Improvement of H2S Sensing Properties of SnO2-Based Thick Film Gas Sensors Promoted with MoO3 and NiO

摘要

The effects of the SnO2 pore size and metal oxide promoters on the sensing properties of SnO2-based thick film gas sensors were investigated to improve the detection of very low H2S concentrations (<1 ppm). SnO2 sensors and SnO2-based thick-film gas sensors promoted with NiO, ZnO, MoO3, CuO or Fe2O3 were prepared, and their sensing properties were examined in a flow system. The SnO2 materials were prepared by calcining SnO2 at 600, 800, 1,000 and 1,200 °C to give materials identified as SnO2(600), SnO2(800), SnO2(1000), and SnO2(1200), respectively.

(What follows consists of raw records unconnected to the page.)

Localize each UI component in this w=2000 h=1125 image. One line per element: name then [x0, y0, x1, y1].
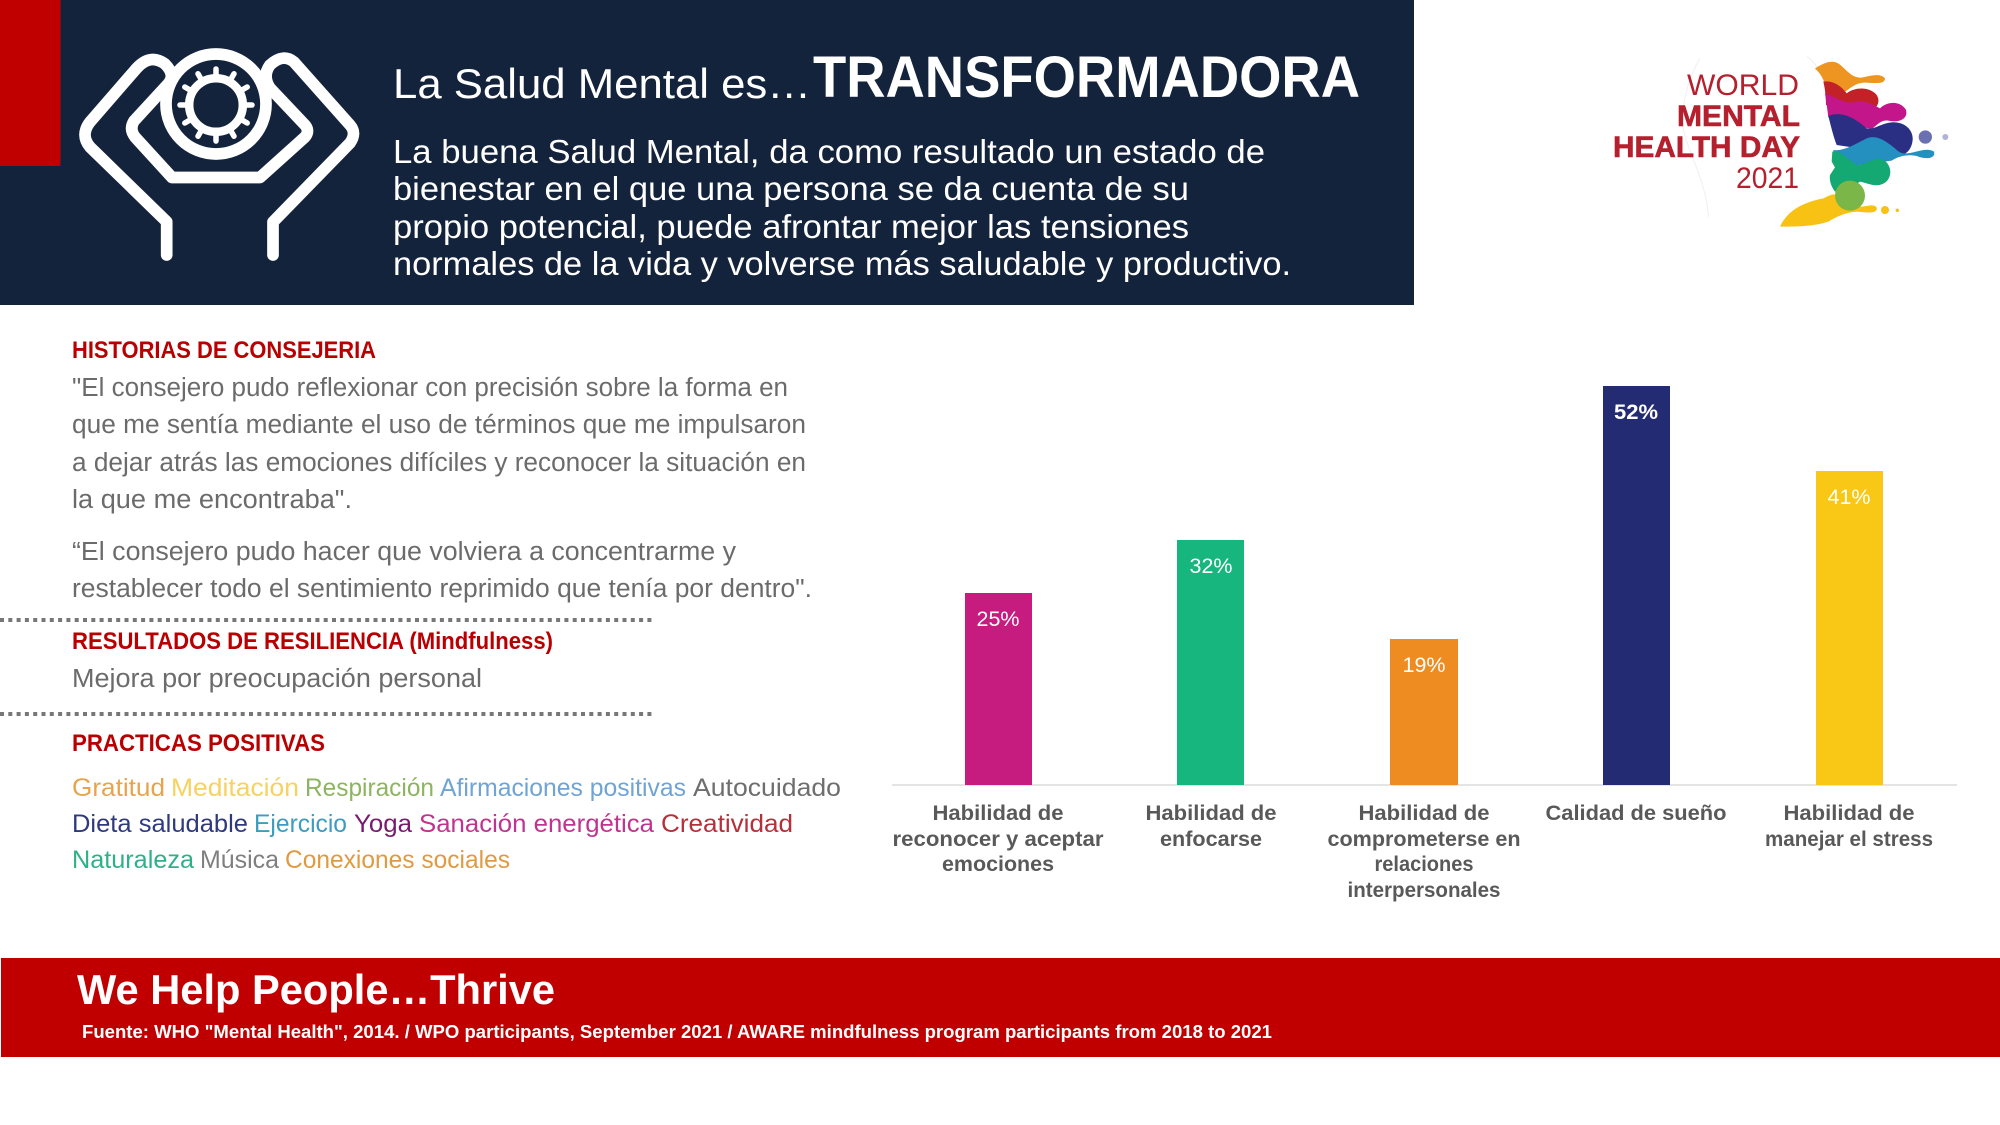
bar: 25%: 25%	[976, 608, 1020, 631]
practices word list	[72, 774, 841, 874]
intro paragraph: bienestar en el que una persona se da cuenta de su	[393, 170, 1189, 207]
bar: 32%	[1177, 540, 1244, 785]
source line: Fuente: WHO "Mental Health", 2014. / WPO participants, September 2021 / AWARE mindfulness program participants from 2018 to 2021	[82, 1021, 1272, 1042]
practices word list: Autocuidado	[693, 774, 841, 802]
logo wordmark: WORLD	[1687, 69, 1799, 102]
bar: 19%	[1390, 639, 1458, 785]
panel: positive practices	[72, 730, 841, 874]
panel: counseling stories	[72, 337, 812, 603]
axis labels: Habilidad de	[1358, 802, 1490, 825]
axis labels: reconocer y aceptar	[892, 828, 1104, 851]
quote 1: "El consejero pudo reflexionar con precisión sobre la forma en	[72, 374, 788, 402]
bar: 52%: 52%	[1614, 401, 1658, 424]
title: La Salud Mental es…	[393, 60, 811, 107]
intro paragraph	[393, 133, 1291, 282]
quote 1: la que me encontraba".	[72, 486, 352, 514]
axis labels: manejar el stress	[1765, 828, 1933, 851]
footer slogan: We Help People…Thrive	[77, 966, 555, 1013]
practices word list: Ejercicio	[254, 810, 347, 838]
icon: hands holding gear	[85, 54, 354, 255]
logo: World Mental Health Day 2021	[1613, 57, 1948, 227]
intro paragraph: normales de la vida y volverse más saludable y productivo.	[393, 245, 1291, 282]
bar: 32%: 32%	[1190, 555, 1232, 578]
bar chart	[892, 386, 1957, 902]
title: TRANSFORMADORA	[813, 45, 1360, 110]
practices word list: Creatividad	[661, 810, 793, 838]
practices word list: Gratitud	[72, 774, 165, 802]
practices word list: Meditación	[171, 774, 299, 802]
logo faint head outline	[1682, 57, 1823, 217]
practices word list: Dieta saludable	[72, 810, 248, 838]
bar: 25%	[965, 593, 1032, 785]
heading: historias de consejeria: HISTORIAS DE CONSEJERIA	[72, 337, 376, 364]
axis labels: Calidad de sueño	[1546, 802, 1726, 825]
header banner	[0, 0, 1414, 305]
bar: 41%: 41%	[1828, 486, 1870, 509]
logo wordmark	[1613, 69, 1800, 195]
practices word list: Música	[200, 846, 279, 874]
heading: practicas positivas: PRACTICAS POSITIVAS	[72, 730, 325, 757]
practices word list: Naturaleza	[72, 846, 194, 874]
bar: 52%	[1603, 386, 1670, 785]
axis labels: enfocarse	[1160, 828, 1262, 851]
axis labels	[892, 802, 1933, 902]
axis labels: relaciones	[1374, 853, 1474, 876]
logo wordmark: HEALTH DAY	[1613, 131, 1800, 164]
title	[393, 45, 1360, 110]
bar: 19%: 19%	[1402, 654, 1446, 677]
axis labels: interpersonales	[1348, 879, 1500, 902]
logo wordmark: 2021	[1736, 162, 1799, 195]
practices word list: Respiración	[305, 774, 434, 802]
bar: 41%	[1816, 471, 1883, 785]
panel: resilience results	[72, 628, 553, 693]
quote 2: restablecer todo el sentimiento reprimido que tenía por dentro".	[72, 575, 812, 603]
intro paragraph: propio potencial, puede afrontar mejor las tensiones	[393, 208, 1189, 245]
quote 2	[72, 538, 812, 603]
quote 1	[72, 374, 806, 514]
practices word list: Afirmaciones positivas	[440, 774, 686, 802]
heading: resultados de resiliencia: RESULTADOS DE RESILIENCIA (Mindfulness)	[72, 628, 553, 655]
logo wordmark: MENTAL	[1677, 100, 1800, 133]
quote 1: que me sentía mediante el uso de términos que me impulsaron	[72, 411, 806, 439]
axis labels: Habilidad de	[1784, 802, 1914, 825]
axis labels: Habilidad de	[932, 802, 1064, 825]
axis labels: emociones	[942, 853, 1054, 876]
axis labels: comprometerse en	[1328, 828, 1520, 851]
intro paragraph: La buena Salud Mental, da como resultado un estado de	[393, 133, 1265, 170]
quote 1: a dejar atrás las emociones difíciles y reconocer la situación en	[72, 449, 806, 477]
quote 2: “El consejero pudo hacer que volviera a concentrarme y	[72, 538, 736, 566]
practices word list: Yoga	[354, 810, 412, 838]
axis labels: Habilidad de	[1146, 802, 1276, 825]
footer banner	[1, 958, 2000, 1057]
resilience result text: Mejora por preocupación personal	[72, 665, 482, 693]
practices word list: Sanación energética	[419, 810, 654, 838]
logo colourful head	[1780, 62, 1948, 227]
practices word list: Conexiones sociales	[285, 846, 510, 874]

The Sn(12)Mo5Ni3 sensor, which was prepared by physically mixing 5 wt% MoO3 (Mo5), 3 wt% NiO (Ni3) and SnO2(1200) with a large pore size of 312 nm, exhibited a high sensor response of approximately 75% for the detection of 1 ppm H₂S at 350 °C with excellent recovery properties. Unlike the SnO₂ sensors, its response was maintained during multiple cycles without deactivation. This was attributed to the promoter effect of MoO₃. In particular, the Sn(12)Mo5Ni3 sensor developed in this study showed twice the response of the Sn(6)Mo5Ni3 sensor, which was prepared by SnO₂(600) with the smaller pore size than SnO₂(1200). The excellent sensor response and recovery properties of Sn(12)Mo5Ni3 are believed to be due to the combined promoter effects of MoO₃ and NiO and the diffusion effect of H₂S as a result of the large pore size of SnO₂.